La bocca di porto del Lido è la più larga delle tre che consentono l’accesso in laguna, ed è composta di due canali con profondità diverse. Per questo motivo sono state realizzate due schiere di paratoie diverse, separate da un’isola artificiale estesa per nove ettari. I due canali che si sono venuti così a creare sono il Lido Treporti, largo 420 metri e profondo sei, in cui sono state installate 21 paratoie, e il Lido San Nicolò, largo 400 metri e profondo 12, e qui ci sono 20 paratoie. In tutto, nelle tre bocche di porto coinvolte dal Mose, sono 78, e sono già state tutte posate, spiega Monica Ambrosini, dell’ufficio stampa del Consorzio Venezia Nuova, che si sta occupando di ultimare il sistema di dighe. Ci si addentra nel Mose entrando nella galleria sottostante la barriera Lido San Nicolò, ad una profondità di circa 19 metri. Il canale ‘scende’ 12 metri, ma la barriera necessita di cassoni di alloggiamento delle paratie quando non sono in utilizzo, e al di sotto devono trovare spazio gli impianti.

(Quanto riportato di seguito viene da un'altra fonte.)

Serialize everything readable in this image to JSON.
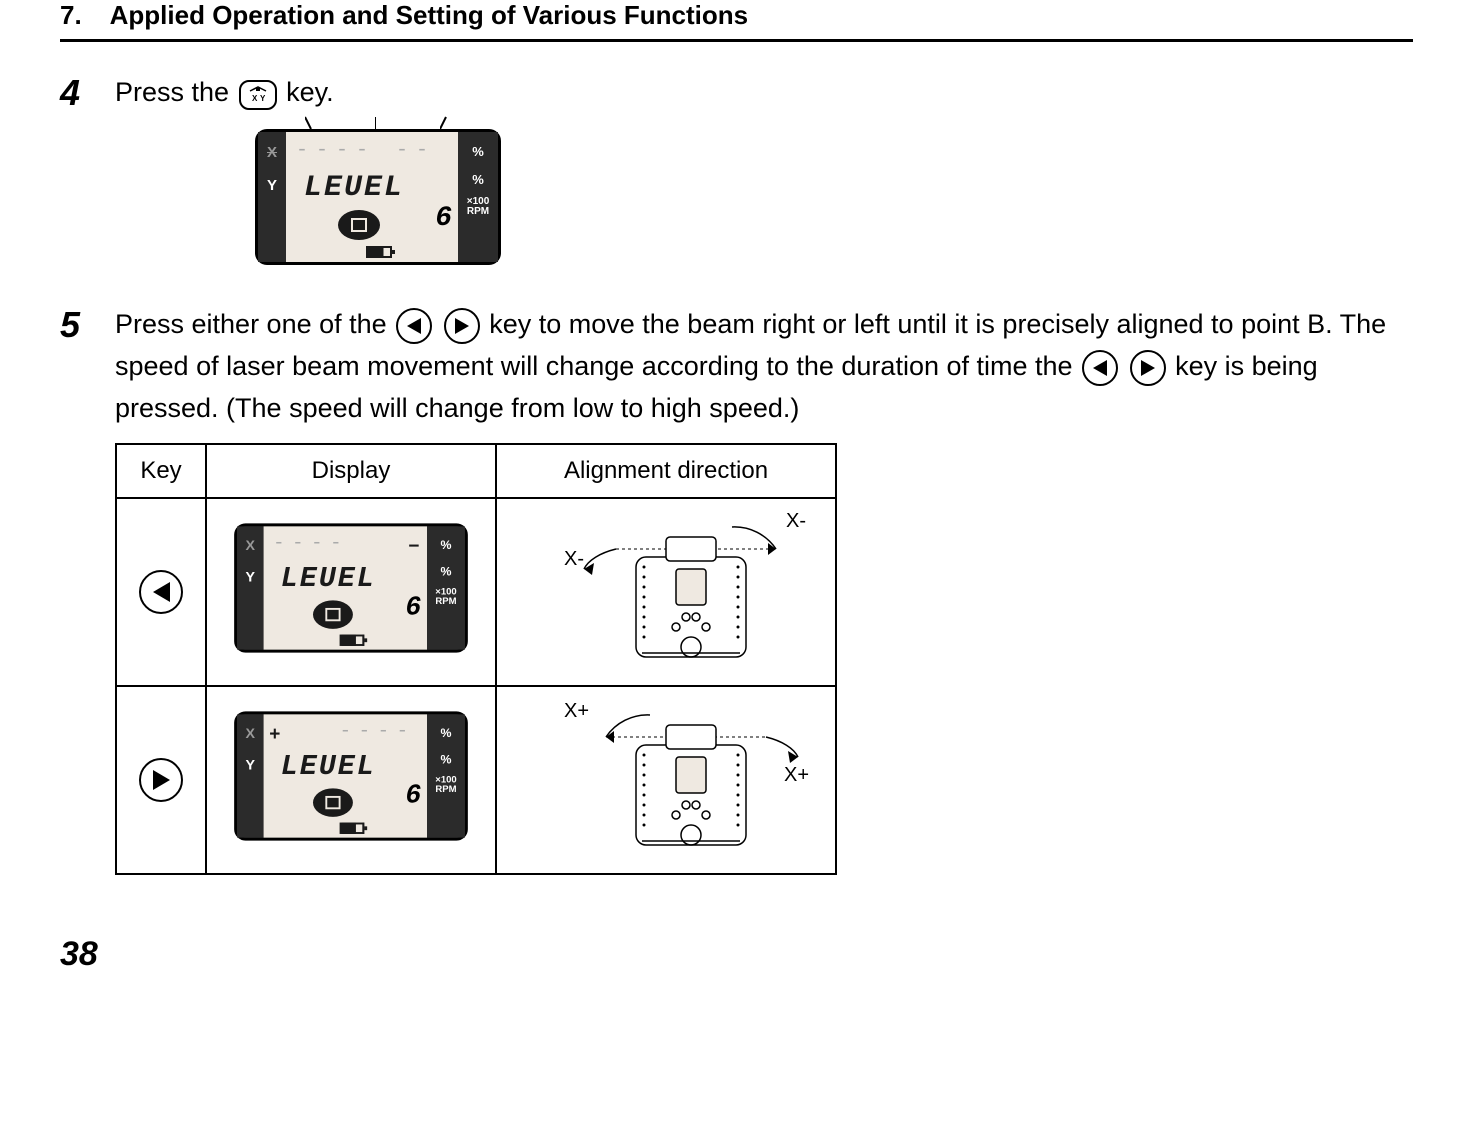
{
  "page": {
    "section_number": "7.",
    "section_title": "Applied Operation and Setting of Various Functions",
    "page_number": "38"
  },
  "step4": {
    "number": "4",
    "text_before": "Press the ",
    "text_after": " key."
  },
  "step5": {
    "number": "5",
    "text_a": "Press either one of the ",
    "text_b": " key to move the beam right or left until it is precisely aligned to point B. The speed of laser beam movement will change according to the duration of time the ",
    "text_c": " key is being pressed. (The speed will change from low to high speed.)"
  },
  "lcd": {
    "x_label": "X",
    "y_label": "Y",
    "level_text": "LEUEL",
    "six": "6",
    "percent": "%",
    "x100": "×100",
    "rpm": "RPM"
  },
  "table": {
    "headers": {
      "key": "Key",
      "display": "Display",
      "alignment": "Alignment direction"
    },
    "row1": {
      "labels": {
        "xminus_top": "X-",
        "xminus_side": "X-"
      }
    },
    "row2": {
      "labels": {
        "xplus_top": "X+",
        "xplus_side": "X+"
      }
    }
  }
}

“Qui ci sono un impianto di condizionamento, gli impianti elettrici e di automazione, i cassoni in calcestruzzo armato e le cerniere, due per paratoia”, spiega Alessandro Soru, capo cantiere della barriera del Lido. Ogni paratoia è realizzata in acciaio e verniciata di giallo, larga 20 metri è vincolata al cassone tramite due cerniere, che ne consentono l’apertura e la chiusura, ma anche il passaggio dei ‘liquidi di processo’, e quindi dell’aria e dell’acqua. In sostanza, le paratoie sono giganteschi contenitori: si riempiono d’acqua nel momento in cui devono stare fermi, in sede, adagiati sul fondo, e si svuotano quando invece devono galleggiare e formare la barriera che dovrà essere capace di tenere l’acqua alta fuori dalla laguna.
Per alzare la barriera salva-Venezia si utilizzano dei compressori, che “sparano aria” dentro alle paratie, spiazzando l’acqua e determinando il galleggiamento delle paratie stesse. Il sistema consente di intervenire in modo diverso su ogni barriera, ma anche su ogni singola paratia, e quando sarà in utilizzo si dovrà imparare a gestire la pressione dell’aria dentro alle singole paratie per tenerle allineate indipendentemente dalla forza di vento e onde. Durante l’attivazione del Mose ci sarà sempre un presidio, chiarisce Soru. Per il sollevamento di ogni barriera “vengono impegnate 15 persone divise in tre gruppi. Un gruppo sta in centrale di controllo e dai computer controlla e manovra tutto quanto, un gruppo sta sotto in galleria e controlla sul posto che tutte le apparecchiature funzionino correttamente e un altro gruppo sta in superficie dove ci sono i compressori”. Poi, ogni cinque anni circa, ogni paratoia sarà asportata per la manutenzione, che sarà assimilabile a quella di una nave. Ad oggi, conclude Soru, i cantieri coinvolgono circa 350 persone che lavorano “sia all’ultimazione degli impianti che alla manutenzione degli impianti già installati”.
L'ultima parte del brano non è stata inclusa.